State legislative leaders also took steps to scrub the word from all documents in the state House and Senate chambers. The Senate has passed a bill to propose changing the state’s name to “the State of Rhode Island” on the ballot in November. House leaders have pledged to take up the bill as well.
“The word ‘plantations’ conjures extremely painful images for many Rhode Islanders. Whatever the history of the term is in Rhode Island, it is an unnecessary and painful reminder of our nation’s racist past,” state Sen. Harold Metts said in a statement on Monday.
“The removal of this word with hateful connotations for Rhode Island’s community of color from our official state name will go a long way toward the healing process that is necessary to overcome 400 years of racial inequality, oppression, and injustice. I applaud the governor and the General Assembly for taking actions today as steps in this important process to strike a word that is associated with dehumanization and enslavement,” state Rep. Anastasia Williams added.

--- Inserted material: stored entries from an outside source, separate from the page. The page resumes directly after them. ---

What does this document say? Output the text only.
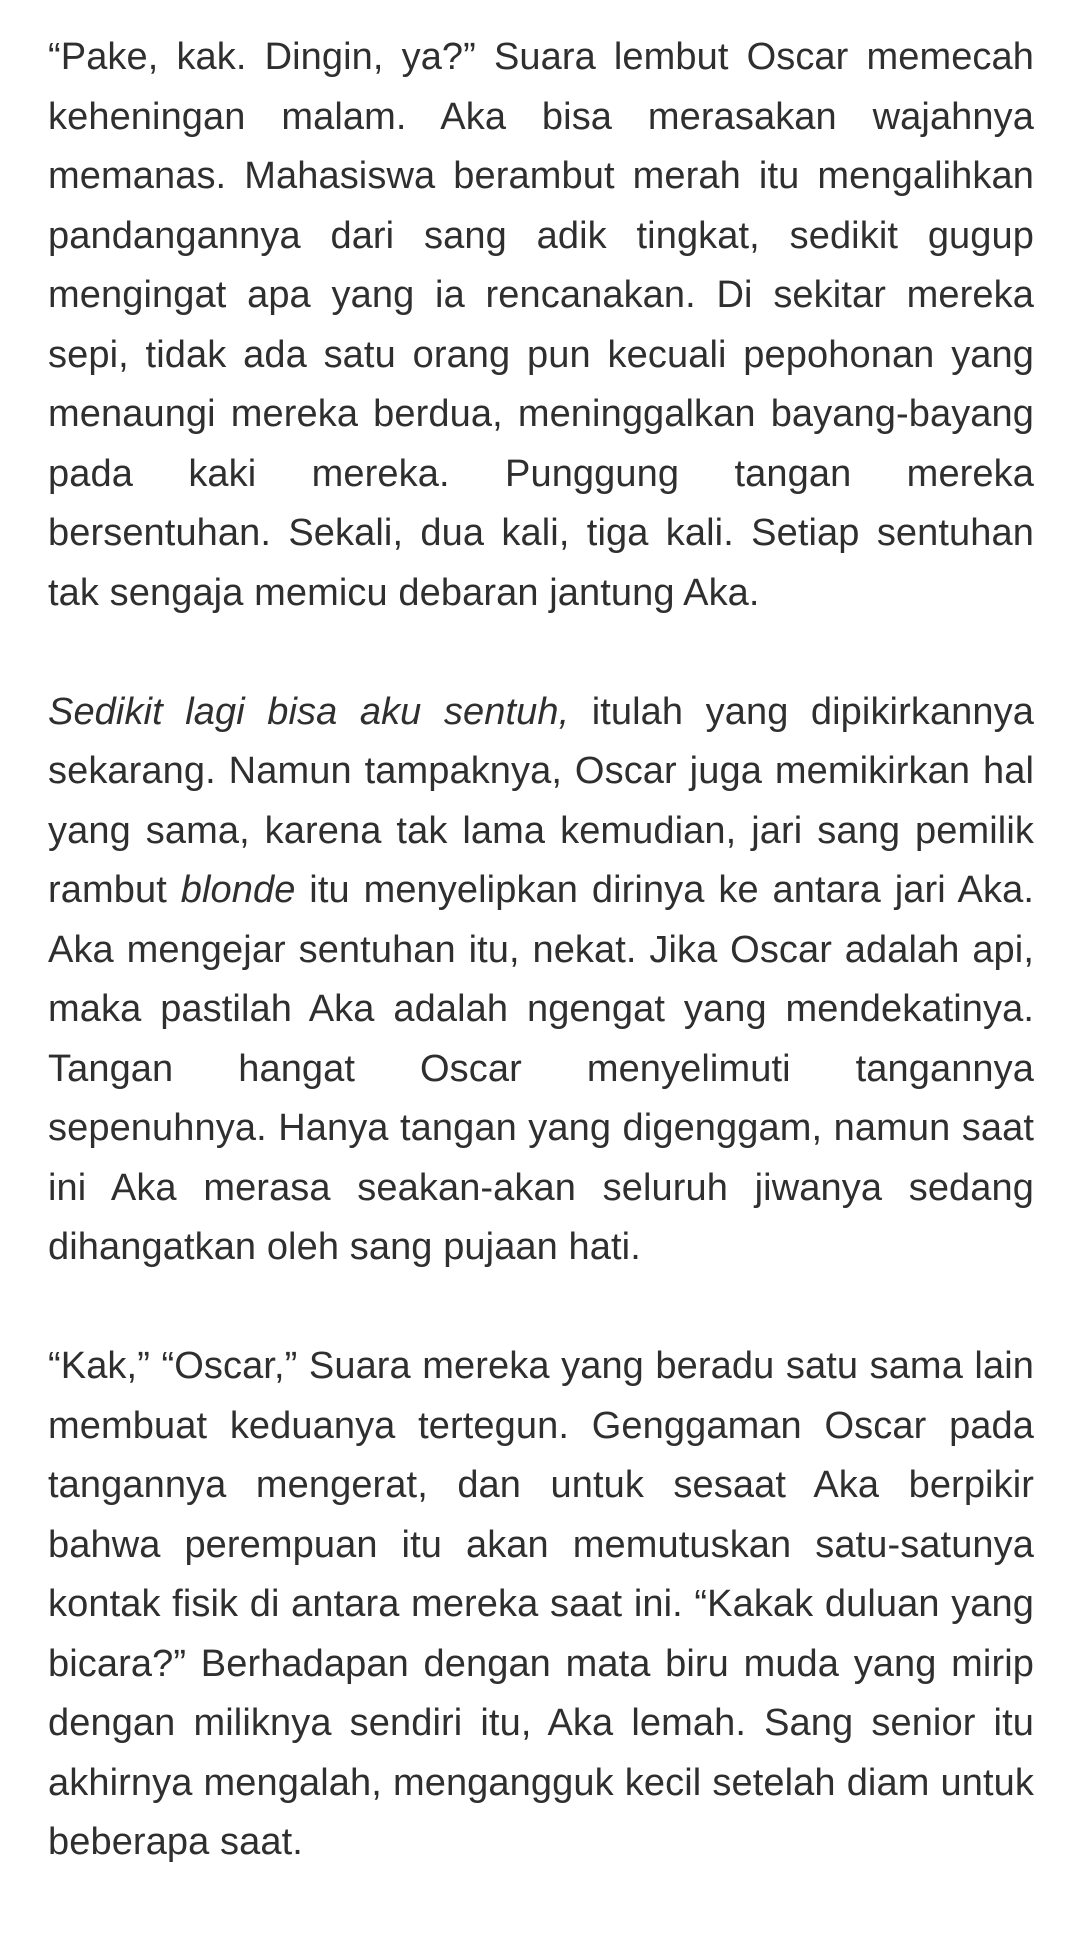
“Pake, kak. Dingin, ya?” Suara lembut Oscar memecah keheningan malam. Aka bisa merasakan wajahnya memanas. Mahasiswa berambut merah itu mengalihkan pandangannya dari sang adik tingkat, sedikit gugup mengingat apa yang ia rencanakan. Di sekitar mereka sepi, tidak ada satu orang pun kecuali pepohonan yang menaungi mereka berdua, meninggalkan bayang-bayang pada kaki mereka. Punggung tangan mereka bersentuhan. Sekali, dua kali, tiga kali. Setiap sentuhan tak sengaja memicu debaran jantung Aka.

Sedikit lagi bisa aku sentuh, itulah yang dipikirkannya sekarang. Namun tampaknya, Oscar juga memikirkan hal yang sama, karena tak lama kemudian, jari sang pemilik rambut blonde itu menyelipkan dirinya ke antara jari Aka. Aka mengejar sentuhan itu, nekat. Jika Oscar adalah api, maka pastilah Aka adalah ngengat yang mendekatinya. Tangan hangat Oscar menyelimuti tangannya sepenuhnya. Hanya tangan yang digenggam, namun saat ini Aka merasa seakan-akan seluruh jiwanya sedang dihangatkan oleh sang pujaan hati.

“Kak,” “Oscar,” Suara mereka yang beradu satu sama lain membuat keduanya tertegun. Genggaman Oscar pada tangannya mengerat, dan untuk sesaat Aka berpikir bahwa perempuan itu akan memutuskan satu-satunya kontak fisik di antara mereka saat ini. “Kakak duluan yang bicara?” Berhadapan dengan mata biru muda yang mirip dengan miliknya sendiri itu, Aka lemah. Sang senior itu akhirnya mengalah, mengangguk kecil setelah diam untuk beberapa saat.
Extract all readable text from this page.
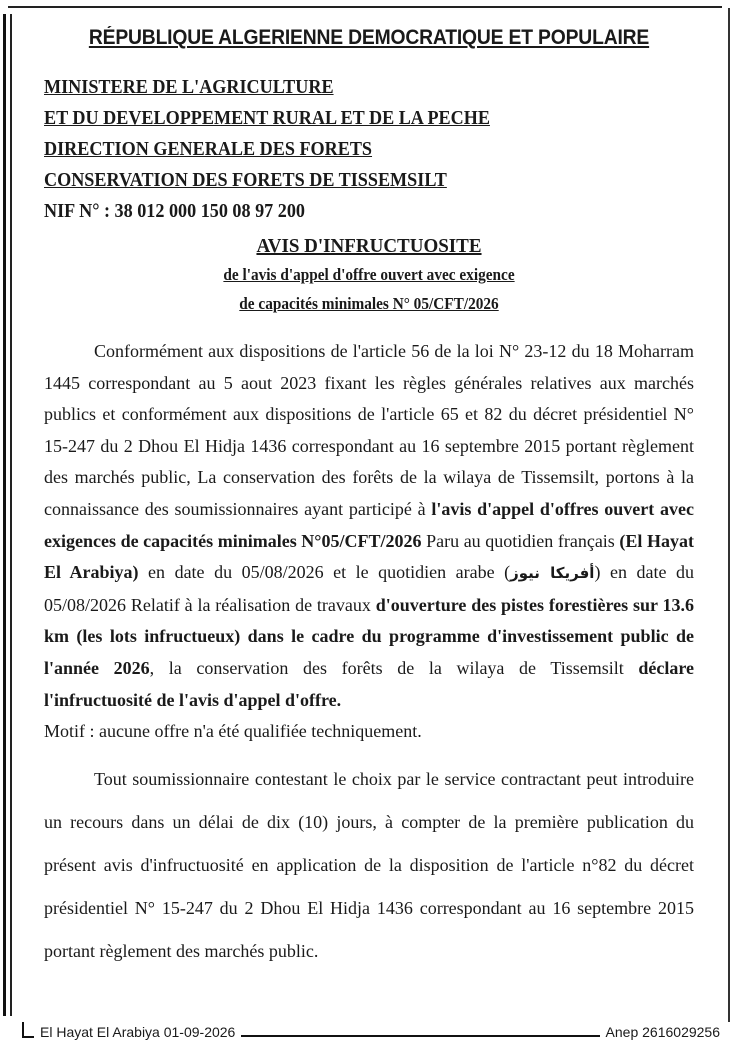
RÉPUBLIQUE ALGERIENNE DEMOCRATIQUE ET POPULAIRE
MINISTERE DE L'AGRICULTURE
ET DU DEVELOPPEMENT RURAL ET DE LA PECHE
DIRECTION GENERALE DES FORETS
CONSERVATION DES FORETS DE TISSEMSILT
NIF N° : 38 012 000 150 08 97 200
AVIS D'INFRUCTUOSITE
de l'avis d'appel d'offre ouvert avec exigence
de capacités minimales N° 05/CFT/2026

Conformément aux dispositions de l'article 56 de la loi N° 23-12 du 18 Moharram 1445 correspondant au 5 aout 2023 fixant les règles générales relatives aux marchés publics et conformément aux dispositions de l'article 65 et 82 du décret présidentiel N° 15-247 du 2 Dhou El Hidja 1436 correspondant au 16 septembre 2015 portant règlement des marchés public, La conservation des forêts de la wilaya de Tissemsilt, portons à la connaissance des soumissionnaires ayant participé à l'avis d'appel d'offres ouvert avec exigences de capacités minimales N°05/CFT/2026 Paru au quotidien français (El Hayat El Arabiya) en date du 05/08/2026 et le quotidien arabe (أفريكا نيوز) en date du 05/08/2026 Relatif à la réalisation de travaux d'ouverture des pistes forestières sur 13.6 km (les lots infructueux) dans le cadre du programme d'investissement public de l'année 2026, la conservation des forêts de la wilaya de Tissemsilt déclare l'infructuosité de l'avis d'appel d'offre.

Motif : aucune offre n'a été qualifiée techniquement.

Tout soumissionnaire contestant le choix par le service contractant peut introduire un recours dans un délai de dix (10) jours, à compter de la première publication du présent avis d'infructuosité en application de la disposition de l'article n°82 du décret présidentiel N° 15-247 du 2 Dhou El Hidja 1436 correspondant au 16 septembre 2015 portant règlement des marchés public.

El Hayat El Arabiya 01-09-2026	Anep 2616029256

The initiative to change Rhode Island’s name comes amid a wave of businesses, organizations, and institutions distancing themselves from and removing perceived racist references attached to their names or brands.
The New York Times issued a lengthy correction and apology to readers after it published an op-ed by Sen. Tom Cotton (R-AR) calling for use of the military to stop widespread looting and property damage in U.S. cities where police and National Guard forces are overwhelmed. The correction followed an internal revolt in which some staffers claimed Cotton’s op-ed could put black staff members “in danger.”
The cultural revolution has also hit bands, snack foods, and brand logos. Many businesses that were never accused of propagating a racist stereotype or image have put out statements explicitly condemning slavery because of a widespread belief that to not do so is admitting complicity with racists.